El paro efectuado por la Asociación Mexicana de Organizaciones de Transportistas (Amotac) entre jueves y viernes en 25 entidades de la República –en reclamo por las alzas de los combustibles, la falta de regulación en el peso y las dimensiones de los remolques de carga, la inseguridad y las extorsiones policiales contra los trabajadores del gremio– colapsó ayer, por varias horas, tres de los principales accesos carreteros a esta capital (Querétaro, Pachuca y Toluca), lo que ocasionó que se formaran kilométricas filas de vehículos. Por añadidura, la mesa de negociaciones iniciada por la tarde entre representantes del sector y autoridades de la Secretaría de Comunicaciones y Transportes (SCT) se interrumpió de forma abrupta ante la falta de consenso, por lo que no pueden descartarse nuevos bloqueos carreteros en horas y días próximos.
Sin desconocer las molestias y afectaciones generadas entre automovilistas y usuarios del transporte público que pretendían entrar o salir del Distrito Federal, y sin afán de defender ese tipo de expresiones, es pertinente ubicar la protesta citada como consecuencia de la indolencia y la falta de capacidad política del gobierno federal para atender las demandas sociales, en este caso las de los operadores de transporte de carga. Dicha incapacidad se expresó en la actitud errática y tardía con que las autoridades hicieron frente a las peticiones formuladas por los transportistas, así como en la ausencia de una solución efectiva a los reclamos de éstos: a guisa de ejemplo, el anuncio de que el gobierno federal suspenderá la aplicación de la norma que permite varias toneladas de peso adicional en los tráileres de doble caja no atiende, en sentido estricto, la petición de los inconformes, quienes piden la prohibición definitiva a la circulación de ese tipo de vehículos, identificados como una amenaza para la seguridad en las carreteras del país.
Más allá de lo anterior, no puede soslayarse que ese paro se inscribe como una más de las expresiones de desasosiego de sectores laborales y productivos ante la política de precios de combustibles y energéticos decretada por el gobierno de Felipe Calderón, la cual ha sido uno de los signos más ominosos y antipopulares del actual sexenio.

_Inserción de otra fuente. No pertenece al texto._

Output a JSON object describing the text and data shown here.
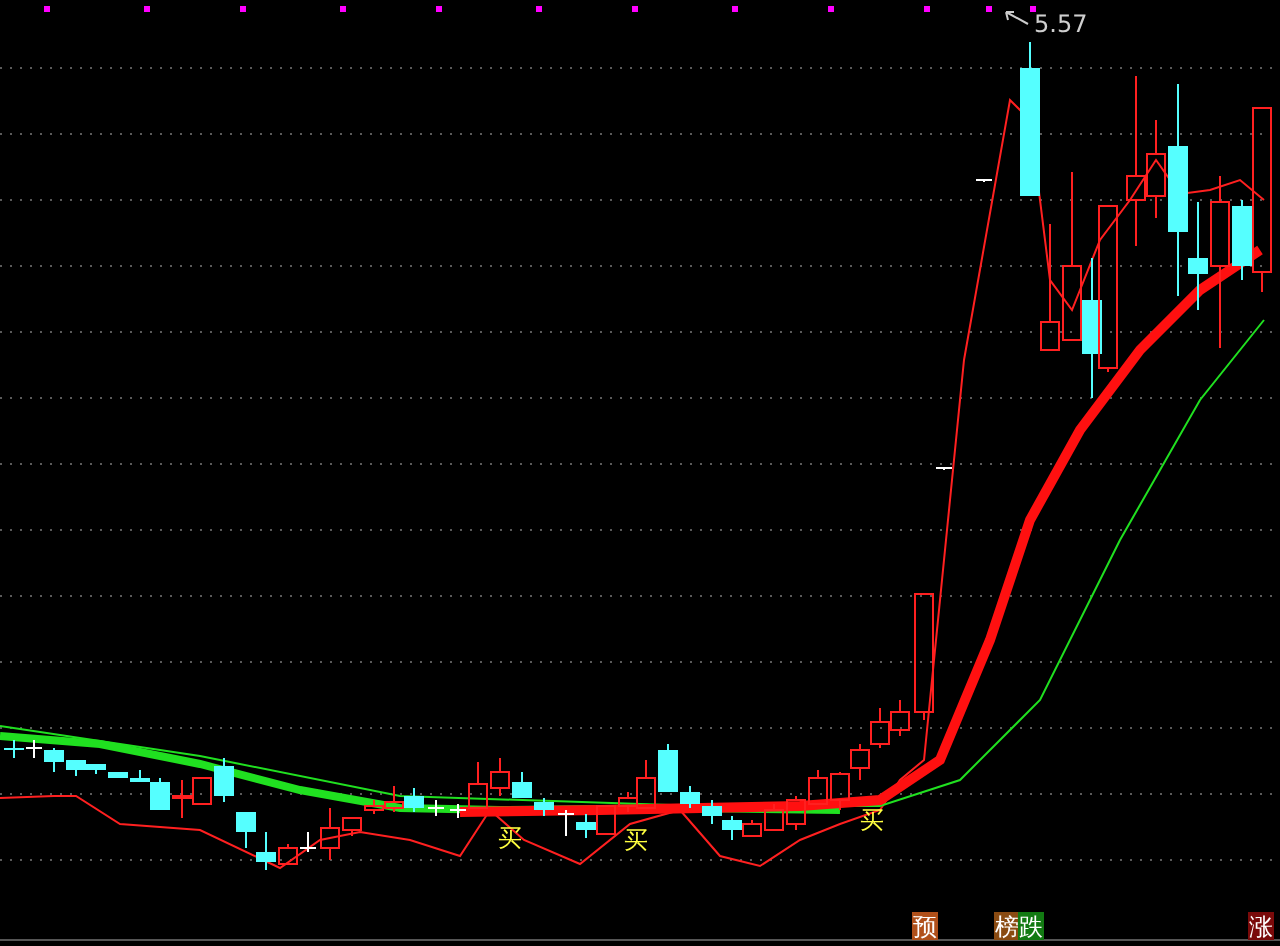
{
  "chart": {
    "high_label": "5.57",
    "buy_marks": [
      {
        "label": "买"
      },
      {
        "label": "买"
      },
      {
        "label": "买"
      }
    ],
    "badges": [
      {
        "label": "预",
        "color": "#b0501a"
      },
      {
        "label": "榜",
        "color": "#8a4b12"
      },
      {
        "label": "跌",
        "color": "#127a12"
      },
      {
        "label": "涨",
        "color": "#7a0a0a"
      }
    ]
  }
}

Durante los recientes años, y a pesar de las demandas de organizaciones sociales en repudio por las alzas recurrentes a las gasolinas, el diésel y la energía eléctrica, la administración federal ha hecho caso omiso a la necesidad de cambiar dicha política –con claros componentes inflacionarios y ofensivos para la economía popular–, y se ha limitado a emprender medidas cosméticas y hasta demagógicas, como el congelamiento del precio de las gasolinas durante 2009 o la reducción del incremento del diésel, que no recogen las demandas de los sectores afectados ni mucho menos revierten las consecuencias de esos incrementos. El efecto de esa tendencia no ha sido, desde luego, una mejora en los indicadores macroeconómicos ni en la calidad de vida de las personas, pero sí ha alentado, en cambio, la multiplicación de expresiones de inconformidad como la comentada.
Por lo que hace al tercer elemento de reclamo de los transportistas –la inseguridad y las extorsiones policiales–, éste resulta sintomático de un régimen que, a lo largo del último lustro, ha sido incapaz de garantizar seguridad al conjunto de la población –pese a haber colocado ese tema en el centro de su discurso y de su agenda política– y de erradicar la corrupción de sus propias oficinas y corporaciones.
La falta de voluntad gubernamental para atender demandas sociales en forma oportuna; la incapacidad de las autoridades de cumplir con tareas elementales de cualquier Estado, y la persistencia de una política económica que atenta contra el interés general, ha provocado que la administración haya sido rebasada en su capacidad de conciliar y resolver conflictos, y que se haya colocado ante la opinión pública como factor adicional de discordia social. El paro transportista así lo confirma.